He said one or more officers fired back, and Darren Bridges, a 30-year-old felon, was hit several times. He fled into an apartment, which was surrounded by a SWAT team, and police negotiators eventually persuaded him to give up without another shot.

“Our officers showed great restraint, great courage, great professionalism, even during a time of great mourning and grief. I am very proud of them,” Harrison said at an afternoon news conference.

Bridges will face charges including first-degree murder in the death of Marcus McNeil, 29, a three-year veteran survived by a wife and two children, ages 5 and 2, Harrison said.

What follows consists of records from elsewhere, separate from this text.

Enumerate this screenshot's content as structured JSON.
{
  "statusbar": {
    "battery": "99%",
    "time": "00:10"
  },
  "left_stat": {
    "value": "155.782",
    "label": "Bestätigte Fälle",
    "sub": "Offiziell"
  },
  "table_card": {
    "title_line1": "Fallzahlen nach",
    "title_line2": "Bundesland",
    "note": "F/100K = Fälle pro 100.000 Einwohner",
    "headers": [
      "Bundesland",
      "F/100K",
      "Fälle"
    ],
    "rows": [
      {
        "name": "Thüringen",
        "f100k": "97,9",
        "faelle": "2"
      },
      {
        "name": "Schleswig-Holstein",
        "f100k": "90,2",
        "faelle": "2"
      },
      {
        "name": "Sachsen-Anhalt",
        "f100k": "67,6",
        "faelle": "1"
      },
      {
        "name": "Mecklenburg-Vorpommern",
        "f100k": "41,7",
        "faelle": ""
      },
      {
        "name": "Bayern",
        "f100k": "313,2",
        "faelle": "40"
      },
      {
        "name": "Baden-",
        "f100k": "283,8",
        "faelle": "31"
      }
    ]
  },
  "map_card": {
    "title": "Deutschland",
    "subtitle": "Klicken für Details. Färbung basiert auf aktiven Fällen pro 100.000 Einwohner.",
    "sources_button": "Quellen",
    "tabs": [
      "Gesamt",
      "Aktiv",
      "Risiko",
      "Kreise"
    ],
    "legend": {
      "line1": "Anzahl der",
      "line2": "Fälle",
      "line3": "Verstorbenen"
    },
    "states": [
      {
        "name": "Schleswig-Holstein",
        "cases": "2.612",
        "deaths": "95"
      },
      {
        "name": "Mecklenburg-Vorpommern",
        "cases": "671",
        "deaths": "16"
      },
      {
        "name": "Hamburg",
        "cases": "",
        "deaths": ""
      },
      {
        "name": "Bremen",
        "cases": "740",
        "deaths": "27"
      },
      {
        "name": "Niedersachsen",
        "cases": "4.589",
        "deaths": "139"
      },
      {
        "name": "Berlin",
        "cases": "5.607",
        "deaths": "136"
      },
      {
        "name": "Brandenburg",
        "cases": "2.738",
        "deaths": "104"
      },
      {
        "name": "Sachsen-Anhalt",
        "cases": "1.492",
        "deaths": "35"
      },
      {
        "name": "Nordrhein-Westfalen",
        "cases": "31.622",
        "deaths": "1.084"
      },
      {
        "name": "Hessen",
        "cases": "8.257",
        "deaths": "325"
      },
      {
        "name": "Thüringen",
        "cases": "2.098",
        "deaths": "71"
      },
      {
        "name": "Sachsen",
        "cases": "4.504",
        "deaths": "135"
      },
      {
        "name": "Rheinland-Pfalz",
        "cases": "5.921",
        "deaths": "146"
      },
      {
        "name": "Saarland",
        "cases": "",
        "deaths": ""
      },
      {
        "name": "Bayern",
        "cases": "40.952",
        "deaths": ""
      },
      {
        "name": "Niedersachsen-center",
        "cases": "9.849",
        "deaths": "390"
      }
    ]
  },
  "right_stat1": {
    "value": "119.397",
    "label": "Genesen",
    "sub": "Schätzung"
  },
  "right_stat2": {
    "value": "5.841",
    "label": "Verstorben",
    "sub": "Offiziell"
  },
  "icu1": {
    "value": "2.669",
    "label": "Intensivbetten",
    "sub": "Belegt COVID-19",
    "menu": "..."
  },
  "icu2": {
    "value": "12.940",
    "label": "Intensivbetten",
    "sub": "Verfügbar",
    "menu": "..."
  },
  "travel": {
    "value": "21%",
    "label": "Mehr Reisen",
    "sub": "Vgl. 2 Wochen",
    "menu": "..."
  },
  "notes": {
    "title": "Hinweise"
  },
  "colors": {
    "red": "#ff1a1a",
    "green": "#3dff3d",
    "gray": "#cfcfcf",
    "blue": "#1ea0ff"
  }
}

McNeil was a 2010 graduate of Dillard University, where he had majored in accounting. He graduated in 2006 from St. Augustine High School, a Catholic school in the city, officials from the schools said.

“He was well-liked, well-loved by his colleagues. They are grieving and mourning,” Harrison said. “From all indications, he loved doing his job, loved the New Orleans Police Department and loved working in east New Orleans.”

McNeil was the fifth New Orleans Police Department officer to die in the line of duty over the past four years. Two were shot and three hit by cars.

A police officer for the city’s public housing agency also was shot to death during that period.

New Orleans Mayor Mitch Landrieu said, “We talk to these officers at their graduation and of course we say this all the time about how dangerous this job really is, and unfortunately tonight our worst nightmares have come to be.”